A GUARDA: Neste Ano Missionário quais os projectos orientados pelos missionários de S. João Baptista que gostava de ver concretizados?
Carlos Jacob: A nossa presença missionária em Moçambique contínua e, felizmente, alargada. A Missão do Marrere com as apostas na área da evangelização, da saúde, da educação e na promoção humana, precisa de mais recursos humanos e de meios para dar resposta aos desafios que vão surgindo. O Hospital com 150 camas, com consulta de cerca de 350 doentes, tem apenas 5 médicos. Há falta de medicamentos, de meios de diagnóstico, de comida… Desde 2008 que oferecemos o jantar a todos os doentes internados. Nem sempre é fácil continuar este projecto! A Escola da Missão tem cerca de 1200 alunos. Nem todos têm cadeiras, cadernos, livros, material didático… Gostaríamos de construir mais salas, pois há uma procura enorme pelo ensino, pois são ferramentas para sair da pobreza e desenvolver o país. Temos um lar com 120 rapazes órfãos ou de famílias carenciadas e a dieta alimentar é muito fraca e pouco abundante e variada. Não há recursos financeiros suficientes e o milagre da multiplicação acontece tantas vezes. Temos uma escola com o ensino pré-primário e primário a necessitar dum crescimento em infra-estruturas e de apoio directo para que possam ter ensino gratuito, alimentação, vestuário. A este propósito os professores de Educação Moral Religiosa Católica, da nossa diocese d Guarda, lançaram, este ano, a campanha “Um sorriso para Nampula”. Agradeço e espero que tenha muito sucesso para que as nossas crianças e jovens possam ter uma visão mais humana e cristã do mundo.
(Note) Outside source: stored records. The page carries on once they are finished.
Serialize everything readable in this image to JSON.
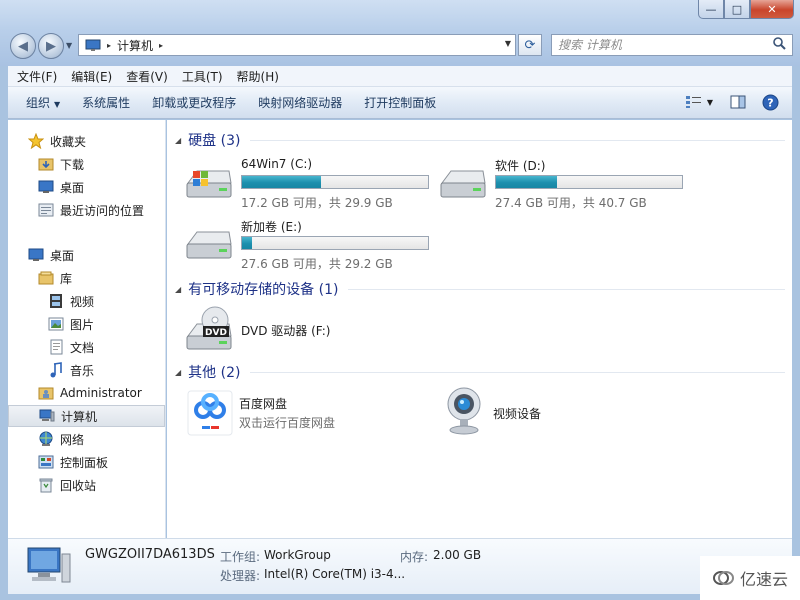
{
  "window": {
    "minimize_glyph": "—",
    "maximize_glyph": "□",
    "close_glyph": "✕"
  },
  "address": {
    "path_item": "计算机",
    "separator": "▸"
  },
  "search": {
    "placeholder": "搜索 计算机"
  },
  "menu": [
    "文件(F)",
    "编辑(E)",
    "查看(V)",
    "工具(T)",
    "帮助(H)"
  ],
  "commands": {
    "organize": "组织",
    "system_properties": "系统属性",
    "uninstall": "卸载或更改程序",
    "map_drive": "映射网络驱动器",
    "control_panel": "打开控制面板"
  },
  "nav": {
    "favorites": "收藏夹",
    "downloads": "下载",
    "desktop_fav": "桌面",
    "recent": "最近访问的位置",
    "desktop": "桌面",
    "libraries": "库",
    "videos": "视频",
    "pictures": "图片",
    "documents": "文档",
    "music": "音乐",
    "user": "Administrator",
    "computer": "计算机",
    "network": "网络",
    "control_panel": "控制面板",
    "recycle_bin": "回收站"
  },
  "groups": {
    "hard_disks": "硬盘 (3)",
    "removable": "有可移动存储的设备 (1)",
    "other": "其他 (2)"
  },
  "drives": [
    {
      "name": "64Win7  (C:)",
      "info": "17.2 GB 可用，共 29.9 GB",
      "used_fraction": 0.425
    },
    {
      "name": "软件 (D:)",
      "info": "27.4 GB 可用，共 40.7 GB",
      "used_fraction": 0.327
    },
    {
      "name": "新加卷 (E:)",
      "info": "27.6 GB 可用，共 29.2 GB",
      "used_fraction": 0.055
    }
  ],
  "dvd": {
    "name": "DVD 驱动器 (F:)",
    "badge": "DVD"
  },
  "other_items": {
    "baidu_name": "百度网盘",
    "baidu_sub": "双击运行百度网盘",
    "camera_name": "视频设备"
  },
  "details": {
    "pc_name": "GWGZOII7DA613DS",
    "workgroup_label": "工作组:",
    "workgroup_value": "WorkGroup",
    "memory_label": "内存:",
    "memory_value": "2.00 GB",
    "cpu_label": "处理器:",
    "cpu_value": "Intel(R) Core(TM) i3-4..."
  },
  "watermark": "亿速云",
  "colors": {
    "group_header": "#1e3287",
    "bar_fill": "#1d8fae",
    "selection": "#dde3ea"
  }
}
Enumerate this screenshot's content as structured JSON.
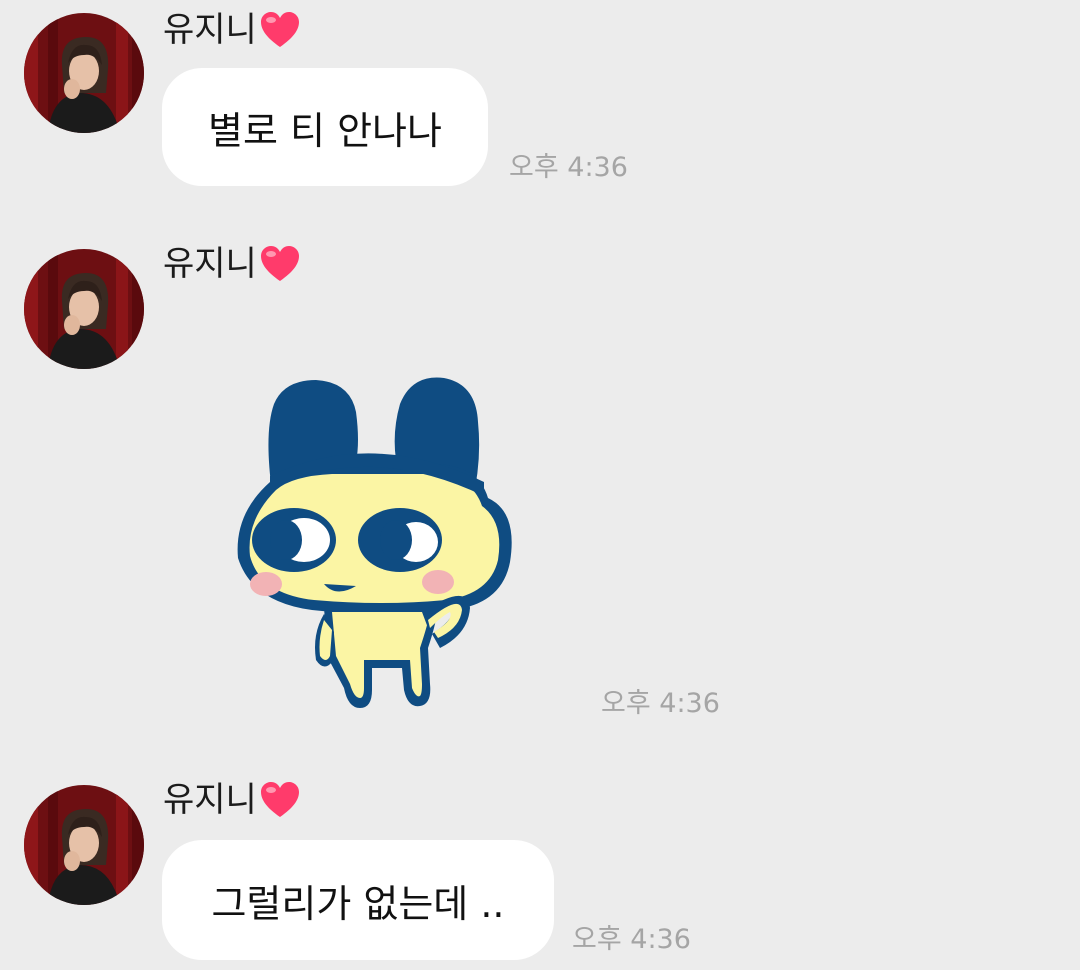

Continuamos a abrir furos artesianos. Muitas das comunidades rurais já o têm, mas faltam ainda algumas. É uma forma de cuidar pela saúde das pessoas, de lutar contra o abandono escolar das raparigas, porque assim deixam de percorrer enormes distâncias à procura da água.
Há, de facto, uma panóplia de sonhos. O próprio livro servirá para financiar alguns destes projectos mais prementes.